Perawatan dan perhatian anaknya, ditangani secara profesional oleh baby sitter
mahal. Rani tinggal mengontrol jadual Alif lewat telepon. Alif tumbuh menjadi
anak yang tampak lincah, cerdas dan gampang mengerti.
Kakek-neneknya
selalu memompakan kebanggaan kepada cucu semata wayang itu, tentang kehebatan
ibu-bapaknya. Tentang gelar dan nama besar, tentang naik pesawat terbang, dan
uang yang banyak.
''Contohlah
ayah-bunda Alif, kalau Alif besar nanti.'' Begitu selalu nenek Alif, ibunya
Rani, berpesan di akhir dongeng menjelang tidurnya.
Ketika
Alif berusia 3 tahun, Rani bercerita kalau dia minta adik. Terkejut dengan
permintaan tak terduga itu, Rani dan suaminya kembali menagih pengertian
anaknya. Kesibukan mereka belum memungkinkan untuk menghadirkan seorang adik
buat Alif. Lagi-lagi bocah kecil ini ''memahami'' orang tuanya.
Buktinya,
kata Rani, ia tak lagi merengek minta adik. Alif, tampaknya mewarisi karakter
ibunya yang bukan perengek. Meski kedua orangtuanya kerap pulang larut, ia
jarang sekali ngambek.
Bahkan,
tutur Rani, Alif selalu menyambut kedatangannya dengan penuh ceria. Maka, Rani
menyapanya ''malaikat kecilku''.
Sungguh
keluarga yang bahagia, pikir saya. Meski kedua orangtuanya super sibuk, Alif
tetap tumbuh penuh cinta. Diam-diam, saya iri pada keluarga ini. Suatu hari,
menjelang Rani berangkat ke kantor, entah mengapa Alif menolak dimandikan baby
sitter. ''Alif ingin Bunda mandikan,'' ujarnya penuh harap.
Karuan
saja Rani, yang detik ke detik waktunya sangat diperhitungkan, gusar. Ia
menampik permintaan Alif sambil tetap gesit berdandan dan mempersiapkan
keperluan kantornya. Suaminya pun turut membujuk Alif agar mau mandi dengan
Tante Mien, baby sitter-nya. Lagi-lagi, Alif dengan pengertian menurut, meski
wajahnya cemberut.
Peristiwa
ini berulang sampai hampir sepekan. ''Bunda, mandikan aku!'' kian lama suara
Alif penuh tekanan. Toh, Rani dan suaminya berpikir, mungkin itu karena Alif
sedang dalam masa pra-sekolah, jadinya agak lebih minta perhatian. Setelah
dibujuk-bujuk, akhirnya Alif bisa ditinggal juga.
Sampai
suatu sore, saya dikejutkan telponnya Mien, sang baby sitter. ''Bu dokter, Alif
demam dan kejang-kejang. Sekarang di Emergency.'' Setengah terbang, saya ngebut
ke UGD. But it was too late. Allah sudah punya rencana lain. Alif, si malaikat
kecil, keburu dipanggil pulang Oleh-Nya. Rani, ketika diberi tahu soal Alif,
sedang meresmikan kantor barunya. Ia shock berat. Setibanya di rumah,
satu-satunya keinginan dia adalah memandikan putranya. Setelah pekan lalu Alif
mulai menuntut, Rani memang menyimpankomitmen untuk suatu saat memandikan
anaknya sendiri.
Dan
siang itu, janji Rani terwujud, meski setelah tubuh si kecil terbaring kaku.

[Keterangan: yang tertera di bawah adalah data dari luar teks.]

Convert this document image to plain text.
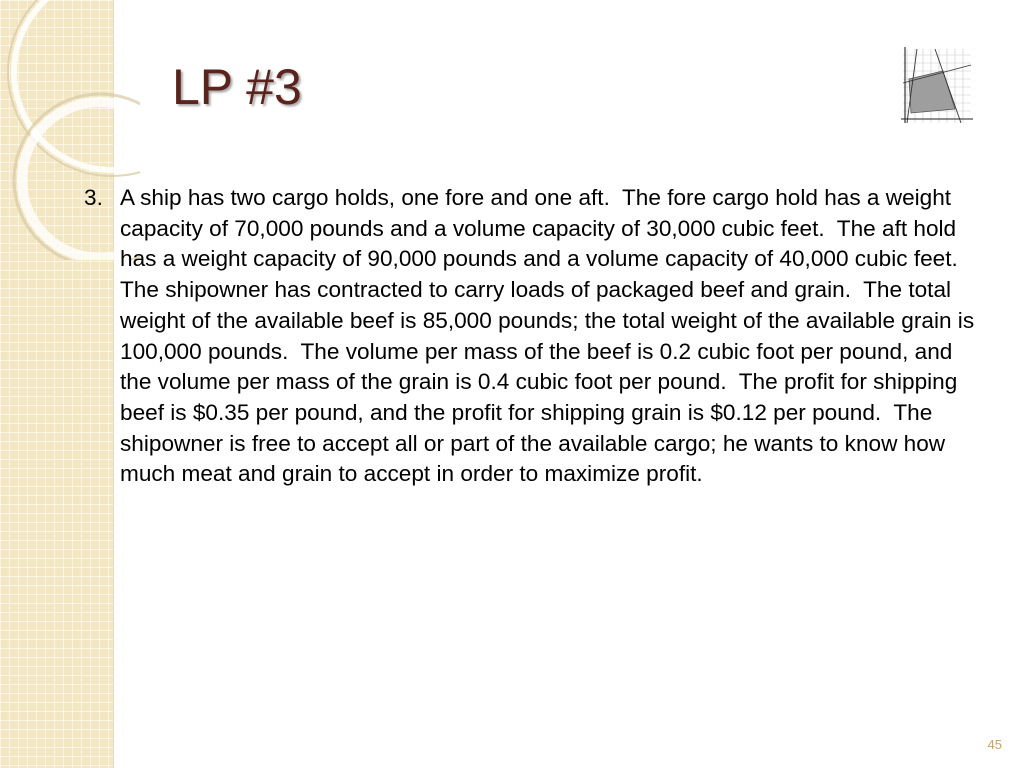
LP #3
3. A ship has two cargo holds, one fore and one aft.  The fore cargo hold has a weight capacity of 70,000 pounds and a volume capacity of 30,000 cubic feet.  The aft hold has a weight capacity of 90,000 pounds and a volume capacity of 40,000 cubic feet.  The shipowner has contracted to carry loads of packaged beef and grain.  The total weight of the available beef is 85,000 pounds; the total weight of the available grain is 100,000 pounds.  The volume per mass of the beef is 0.2 cubic foot per pound, and the volume per mass of the grain is 0.4 cubic foot per pound.  The profit for shipping beef is $0.35 per pound, and the profit for shipping grain is $0.12 per pound.  The shipowner is free to accept all or part of the available cargo; he wants to know how much meat and grain to accept in order to maximize profit.
45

''Ini Bunda Lif, Bunda mandikan Alif,'' ucapnya lirih, di tengah jamaah yang
sunyi. Satu persatu rekan Rani menyingkir dari sampingnya, berusaha
menyembunyikan tangis.
Ketika
tanah merah telah mengubur jasad si kecil, kami masih berdiri mematung di sisi
pusara. Berkali-kali Rani, sahabatku yang tegar itu, berkata, ''Ini sudah
takdir, ya kan. Sama saja, aku di sebelahnya ataupun di seberang lautan, kalau
sudah saatnya, ya dia pergi juga kan?'' Saya diam saja.Rasanya Rani memang tak
perlu hiburan dari orang lain. Suaminya mematung seperti tak bernyawa. Wajahnya
pias, tatapannya kosong. ''Ini konsekuensi sebuah pilihan,'' lanjut Rani, tetap
mencoba tegar dan kuat.
Hening
sejenak. Angin senja meniupkan aroma bunga kamboja. Tiba-tiba Rani berlutut.

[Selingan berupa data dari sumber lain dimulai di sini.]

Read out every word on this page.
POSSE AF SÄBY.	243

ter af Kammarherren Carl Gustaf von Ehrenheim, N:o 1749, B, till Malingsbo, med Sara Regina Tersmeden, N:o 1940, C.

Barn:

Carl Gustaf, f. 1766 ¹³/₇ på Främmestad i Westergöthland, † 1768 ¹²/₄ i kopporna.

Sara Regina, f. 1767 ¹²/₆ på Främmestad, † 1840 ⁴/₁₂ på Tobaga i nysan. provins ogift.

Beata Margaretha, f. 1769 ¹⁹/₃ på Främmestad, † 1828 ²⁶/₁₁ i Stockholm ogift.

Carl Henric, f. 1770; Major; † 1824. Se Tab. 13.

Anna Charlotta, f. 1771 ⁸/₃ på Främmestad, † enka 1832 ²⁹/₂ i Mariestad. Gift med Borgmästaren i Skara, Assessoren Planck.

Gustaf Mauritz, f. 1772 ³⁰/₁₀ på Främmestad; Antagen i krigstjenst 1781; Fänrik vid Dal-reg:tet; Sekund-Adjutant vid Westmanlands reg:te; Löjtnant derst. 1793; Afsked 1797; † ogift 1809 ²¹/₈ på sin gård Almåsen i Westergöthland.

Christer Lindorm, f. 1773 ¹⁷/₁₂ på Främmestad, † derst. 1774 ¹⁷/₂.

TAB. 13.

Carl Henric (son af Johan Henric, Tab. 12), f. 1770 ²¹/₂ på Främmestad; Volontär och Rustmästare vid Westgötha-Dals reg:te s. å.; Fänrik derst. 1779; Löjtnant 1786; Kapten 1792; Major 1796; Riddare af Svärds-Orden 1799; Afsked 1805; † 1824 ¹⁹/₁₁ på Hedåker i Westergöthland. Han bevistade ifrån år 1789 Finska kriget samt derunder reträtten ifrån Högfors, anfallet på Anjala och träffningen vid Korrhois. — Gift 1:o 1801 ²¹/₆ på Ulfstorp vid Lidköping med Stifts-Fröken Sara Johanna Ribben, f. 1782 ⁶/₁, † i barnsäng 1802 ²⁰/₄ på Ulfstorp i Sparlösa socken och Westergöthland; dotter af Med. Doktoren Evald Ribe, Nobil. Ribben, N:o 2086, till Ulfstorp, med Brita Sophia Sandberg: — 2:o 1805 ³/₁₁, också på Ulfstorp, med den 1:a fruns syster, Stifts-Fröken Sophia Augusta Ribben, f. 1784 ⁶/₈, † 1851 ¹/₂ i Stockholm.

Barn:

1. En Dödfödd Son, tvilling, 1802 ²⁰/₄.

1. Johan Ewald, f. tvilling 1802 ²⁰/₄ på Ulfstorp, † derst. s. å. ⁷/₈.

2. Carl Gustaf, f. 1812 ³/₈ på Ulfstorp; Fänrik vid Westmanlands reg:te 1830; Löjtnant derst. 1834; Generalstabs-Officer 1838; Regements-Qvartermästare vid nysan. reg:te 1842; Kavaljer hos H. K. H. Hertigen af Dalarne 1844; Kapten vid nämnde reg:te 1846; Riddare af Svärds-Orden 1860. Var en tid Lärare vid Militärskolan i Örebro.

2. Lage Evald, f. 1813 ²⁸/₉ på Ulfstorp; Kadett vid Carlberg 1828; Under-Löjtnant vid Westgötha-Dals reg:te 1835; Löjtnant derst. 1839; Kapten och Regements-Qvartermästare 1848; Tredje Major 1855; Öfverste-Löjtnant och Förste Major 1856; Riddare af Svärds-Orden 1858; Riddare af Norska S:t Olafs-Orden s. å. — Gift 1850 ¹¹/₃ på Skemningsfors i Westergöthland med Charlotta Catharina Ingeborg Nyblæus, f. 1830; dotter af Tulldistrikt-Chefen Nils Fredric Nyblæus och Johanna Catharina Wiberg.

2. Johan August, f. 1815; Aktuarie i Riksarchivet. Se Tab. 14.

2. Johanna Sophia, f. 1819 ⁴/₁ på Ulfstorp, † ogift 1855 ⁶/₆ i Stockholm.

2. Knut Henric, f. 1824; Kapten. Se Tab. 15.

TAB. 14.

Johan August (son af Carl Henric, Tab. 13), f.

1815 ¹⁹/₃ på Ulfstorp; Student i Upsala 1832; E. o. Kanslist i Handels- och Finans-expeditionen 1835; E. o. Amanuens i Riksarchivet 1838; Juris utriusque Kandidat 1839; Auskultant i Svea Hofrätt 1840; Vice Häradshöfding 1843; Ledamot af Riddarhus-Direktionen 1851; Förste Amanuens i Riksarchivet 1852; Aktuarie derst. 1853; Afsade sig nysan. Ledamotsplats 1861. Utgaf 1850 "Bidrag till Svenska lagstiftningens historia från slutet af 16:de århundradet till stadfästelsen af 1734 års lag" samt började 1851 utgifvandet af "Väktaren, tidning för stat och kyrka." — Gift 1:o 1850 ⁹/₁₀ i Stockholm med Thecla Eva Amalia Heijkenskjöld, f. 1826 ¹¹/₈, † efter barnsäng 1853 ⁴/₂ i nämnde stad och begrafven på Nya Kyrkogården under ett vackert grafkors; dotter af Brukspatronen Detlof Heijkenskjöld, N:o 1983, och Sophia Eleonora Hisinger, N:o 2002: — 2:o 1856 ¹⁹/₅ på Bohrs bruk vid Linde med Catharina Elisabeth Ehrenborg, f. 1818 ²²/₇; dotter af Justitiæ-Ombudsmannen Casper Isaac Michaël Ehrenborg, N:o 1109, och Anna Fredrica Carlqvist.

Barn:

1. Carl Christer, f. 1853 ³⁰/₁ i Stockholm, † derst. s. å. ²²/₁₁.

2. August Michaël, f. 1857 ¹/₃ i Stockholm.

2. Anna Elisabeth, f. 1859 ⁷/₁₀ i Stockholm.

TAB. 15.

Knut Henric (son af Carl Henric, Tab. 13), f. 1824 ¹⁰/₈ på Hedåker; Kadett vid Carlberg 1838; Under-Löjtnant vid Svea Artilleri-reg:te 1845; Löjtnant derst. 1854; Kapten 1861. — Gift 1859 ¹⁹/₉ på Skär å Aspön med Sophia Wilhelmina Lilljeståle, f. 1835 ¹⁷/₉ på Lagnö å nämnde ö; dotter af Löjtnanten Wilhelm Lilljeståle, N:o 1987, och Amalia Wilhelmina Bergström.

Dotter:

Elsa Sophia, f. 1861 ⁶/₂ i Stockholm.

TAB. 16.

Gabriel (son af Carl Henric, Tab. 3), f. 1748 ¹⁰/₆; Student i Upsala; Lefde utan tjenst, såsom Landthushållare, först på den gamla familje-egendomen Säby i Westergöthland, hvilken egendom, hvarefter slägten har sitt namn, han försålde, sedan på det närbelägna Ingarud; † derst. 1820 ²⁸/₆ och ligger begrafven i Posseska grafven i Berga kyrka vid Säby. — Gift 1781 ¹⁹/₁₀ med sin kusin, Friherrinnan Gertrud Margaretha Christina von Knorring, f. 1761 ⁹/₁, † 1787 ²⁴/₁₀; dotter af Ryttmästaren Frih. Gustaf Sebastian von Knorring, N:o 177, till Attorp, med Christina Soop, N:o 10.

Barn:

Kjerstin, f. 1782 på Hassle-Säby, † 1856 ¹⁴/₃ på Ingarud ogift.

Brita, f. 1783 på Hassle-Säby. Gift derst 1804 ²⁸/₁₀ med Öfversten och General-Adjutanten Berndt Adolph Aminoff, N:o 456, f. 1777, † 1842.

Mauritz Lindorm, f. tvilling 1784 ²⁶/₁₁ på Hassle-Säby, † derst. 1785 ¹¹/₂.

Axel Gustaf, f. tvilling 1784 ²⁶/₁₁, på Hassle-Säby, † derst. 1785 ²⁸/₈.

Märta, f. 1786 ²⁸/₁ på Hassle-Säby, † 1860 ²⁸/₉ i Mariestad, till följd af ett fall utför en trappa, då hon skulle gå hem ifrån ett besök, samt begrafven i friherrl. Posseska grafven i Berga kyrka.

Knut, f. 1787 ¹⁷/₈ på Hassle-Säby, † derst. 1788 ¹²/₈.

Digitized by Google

''Aku ibunyaaa!'' serunya histeris, lantas tergugu hebat. Rasanya baru kali ini
saya menyaksikan Rani menangis, lebih-lebih tangisan yang meledak. ''Bangunlah
Lif, Bunda mau mandikan Alif. Beri kesempatan Bunda sekali saja Lif. Sekali
saja, Aliiif..'' Rani merintih mengiba-iba. Detik berikutnya, ia menubruk
pusara dan tertelungkup di
atasnya.
Air
matanya membanjiri tanah merah yang menaungi jasad Alif. Senja pun makin tua.
-- Nasi
sudah menjadi bubur, sesal tidak lagi menolong.
-- Hal
yang nampaknya sepele sering kali menimbulkan sesal dan kehilangan yang amat
sangat.
--
Sering kali orang sibuk 'di luaran', asik dengan dunianya dan ambisinya sendiri
tidak mengabaikan orang-orang di dekatnya yang disayanginya. Akanmasih ada
waktu 'nanti' buat mereka jadi abaikan saja dulu.
--
Sering kali orang takabur dan merasa yakin bahwa pengertian dan kasih sayang
yang diterimanya tidak akan hilang. Merasa mereka akan mengerti karena mereka
menyayanginya dan tetap akan ada. -- Pelajaran yang sangat berharga.